Come sottolineato in modo plateale dalle due sequenze che fanno da cornice, il tratto distintivo del film non si trova perciò né nelle scene orrifiche né nei (forse ancora più numerosi) siparietti comici, bensì nei monologhi recitati dai vari personaggi in fronte alla camera digitale. Al contrario dei film citati poco fa, gli ingredienti tipici del found footage horror sono così reinscritti in The Visit in un quadro la cui tonalità dominante sembra determinata da un registro “confessionale”, a metà tra la seduta psicoanalitica e quella sorta di “intervista intima” usata continuamente dai reality show (genere, non a caso, menzionato in una scena chiave). Al di sotto, o, meglio, dentro lo spettacolo dell’horror e del comico, emerge così il discorso dell’inconscio sviluppato attraverso la lunga serie di “confessioni” che articolano la struttura del film: a quella estremamente reticente della madre, nella primissima scena, seguono quelle in cui i due fratelli “confessano” la propria immaginaria responsabilità (cioè il proprio senso di colpa) per la fuga del padre; la vera e propria confessione della finta nonna dell’omicidio dei propri figli (attraverso il racconto di un immaginario rapimento alieno); infine, la “confessione” questa volta sincera e completa della madre, con la quale, e soltanto grazie alla quale, il film si può finalmente chiudere. All’opposto dei finti documentari al centro di The Blair Witch Project o Diary of the Dead, queste sequenze non hanno nulla a che fare con il genere del mockumentary e del suo frequentissimo utilizzo dell’espediente dell’intervista “giornalistica”: i monologhi di The Visit non presentano mai né la spiegazione di quanto accade nel film da parte di qualche “esperto”, né l’espressione consapevole delle reazioni dei protagonisti di fronte agli avvenimenti. In modo radicalmente diverso, essi ci forniscono invece la manifestazione di emozioni inconsce che i vari personaggi non possono che esprimere attraverso un racconto in codice.
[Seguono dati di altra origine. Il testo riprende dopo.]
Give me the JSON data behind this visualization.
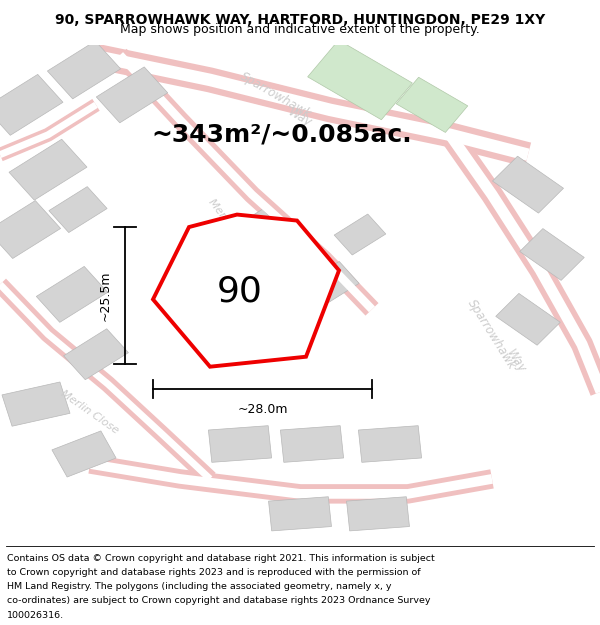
{
  "title_line1": "90, SPARROWHAWK WAY, HARTFORD, HUNTINGDON, PE29 1XY",
  "title_line2": "Map shows position and indicative extent of the property.",
  "area_text": "~343m²/~0.085ac.",
  "property_number": "90",
  "dim_height": "~25.5m",
  "dim_width": "~28.0m",
  "footer_lines": [
    "Contains OS data © Crown copyright and database right 2021. This information is subject",
    "to Crown copyright and database rights 2023 and is reproduced with the permission of",
    "HM Land Registry. The polygons (including the associated geometry, namely x, y",
    "co-ordinates) are subject to Crown copyright and database rights 2023 Ordnance Survey",
    "100026316."
  ],
  "map_bg": "#f2f0f0",
  "road_outer": "#f0c0c0",
  "road_inner": "#ffffff",
  "block_fill": "#d4d4d4",
  "block_edge": "#c0c0c0",
  "plot_fill": "#ffffff",
  "plot_edge": "#ee0000",
  "green_fill": "#d0e8cc",
  "road_label_color": "#cccccc",
  "title_fontsize": 10,
  "subtitle_fontsize": 9,
  "area_fontsize": 18,
  "number_fontsize": 26,
  "dim_fontsize": 9,
  "footer_fontsize": 6.8,
  "road_label_fontsize": 8.5
}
Come nelle scene cruciali di Unbreakable e The Village, il colpo di scena di The Visit consiste perciò solo parzialmente nella scoperta degli intrighi organizzati da qualche personaggio ai danni di altri, scoperta che ne rappresenta al massimo il momento preliminare. Il segreto svelato dal twist risiede in realtà nella rivelazione dell’auto-inganno da parte dei personaggi, in quella riscrittura della propria storia attraverso la quale essi raccontano, innanzitutto a se stessi, il loro desiderio. Una sorta di “confessione”, insomma, in cui la parola si fa, freudianamente quanto bazinianamente, voce, corpo e immagine. Parole e immagini che, in questo modo, manifestano il senso al di là di ogni comunicazione, diventando così cinema.